Ce stout, devenu l’un des symboles de l’Irlande aux côtés du trèfle et de la harpe, adopta en 1862 sur ses étiquettes la harpe de Brian Boru, conservée à la bibliothèque de Trinity College. La harpe y apparaît avec sa table d’harmonie à gauche. Comme la harpe est aussi l’emblème officiel de la République d’Irlande, le gouvernement a dû l’inverser, avec sa table à droite, en raison du dépôt antérieur par Guinness.
Très vite, Arthur Guinness se limita à produire uniquement la porter, la bière « noire » que l’on connaît aujourd’hui. Produite dans 49 brasseries, elle est vendue chaque jour à raison de 10 millions de verres dans plus de 150 pays.

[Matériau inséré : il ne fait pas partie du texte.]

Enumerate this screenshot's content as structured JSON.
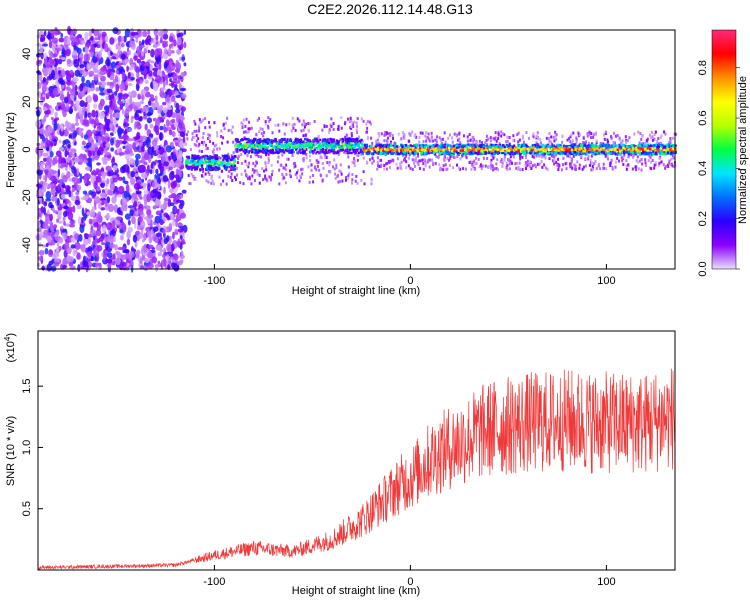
{
  "title": "C2E2.2026.112.14.48.G13",
  "chart_data": [
    {
      "type": "heatmap",
      "xlabel": "Height of straight line (km)",
      "ylabel": "Frequency (Hz)",
      "xlim": [
        -190,
        135
      ],
      "ylim": [
        -50,
        50
      ],
      "xticks": [
        -100,
        0,
        100
      ],
      "yticks": [
        -40,
        -20,
        0,
        20,
        40
      ],
      "colorbar": {
        "label": "Normalized spectral amplitude",
        "range": [
          0,
          0.95
        ],
        "ticks": [
          "0.0",
          "0.2",
          "0.4",
          "0.6",
          "0.8"
        ],
        "colors": [
          "#e9ddfb",
          "#8b00ff",
          "#2b00ff",
          "#0070ff",
          "#00e5ff",
          "#00ff40",
          "#b8ff00",
          "#ffff00",
          "#ff9000",
          "#ff0000",
          "#ff2a7a"
        ]
      },
      "description_points": [
        {
          "x": -190,
          "y_center": 0,
          "region": "noise",
          "amplitude": 0.1
        },
        {
          "x": -115,
          "y_center": 0,
          "region": "noise",
          "amplitude": 0.1
        },
        {
          "x": -110,
          "y_center": -5,
          "region": "signal",
          "amplitude": 0.3
        },
        {
          "x": -60,
          "y_center": 2,
          "region": "signal",
          "amplitude": 0.4
        },
        {
          "x": -25,
          "y_center": 1,
          "region": "signal",
          "amplitude": 0.8
        },
        {
          "x": 135,
          "y_center": 0,
          "region": "signal",
          "amplitude": 0.9
        }
      ]
    },
    {
      "type": "line",
      "xlabel": "Height of straight line (km)",
      "ylabel": "SNR (10 * v/v)",
      "exponent_label": "(x10",
      "exponent_power": "4",
      "exponent_close": ")",
      "xlim": [
        -190,
        135
      ],
      "ylim": [
        0,
        1.95
      ],
      "xticks": [
        -100,
        0,
        100
      ],
      "yticks": [
        0.5,
        1.0,
        1.5
      ],
      "ytick_labels": [
        "0.5",
        "1.0",
        "1.5"
      ],
      "color": "#f03a3a",
      "x": [
        -190,
        -150,
        -120,
        -100,
        -80,
        -60,
        -40,
        -25,
        -15,
        -5,
        0,
        10,
        20,
        40,
        60,
        80,
        100,
        120,
        135
      ],
      "y": [
        0.02,
        0.03,
        0.04,
        0.12,
        0.18,
        0.15,
        0.25,
        0.4,
        0.55,
        0.7,
        0.75,
        0.9,
        1.0,
        1.15,
        1.2,
        1.22,
        1.2,
        1.2,
        1.25
      ]
    }
  ]
}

Les seuls ingrédients utilisés sont l’orge irlandaise maltée pour ses sucres spéciaux, l’orge torréfiée pour sa teinte rubis profonde, le houblon pour sa saveur amère, et la levure pour la mousse crémeuse, sans oublier l’eau des montagnes du Wicklow.
La Guinness arrive sur le continent lorsqu’un officier de l’armée de Wellington, blessé à Waterloo, écrit : « J’ai ressenti un désir extraordinaire pour un verre de Guinness. Je n’oublierai jamais à quel point je l’ai apprécié. Je suis sûr que cela a grandement contribué à renouveler ma force. »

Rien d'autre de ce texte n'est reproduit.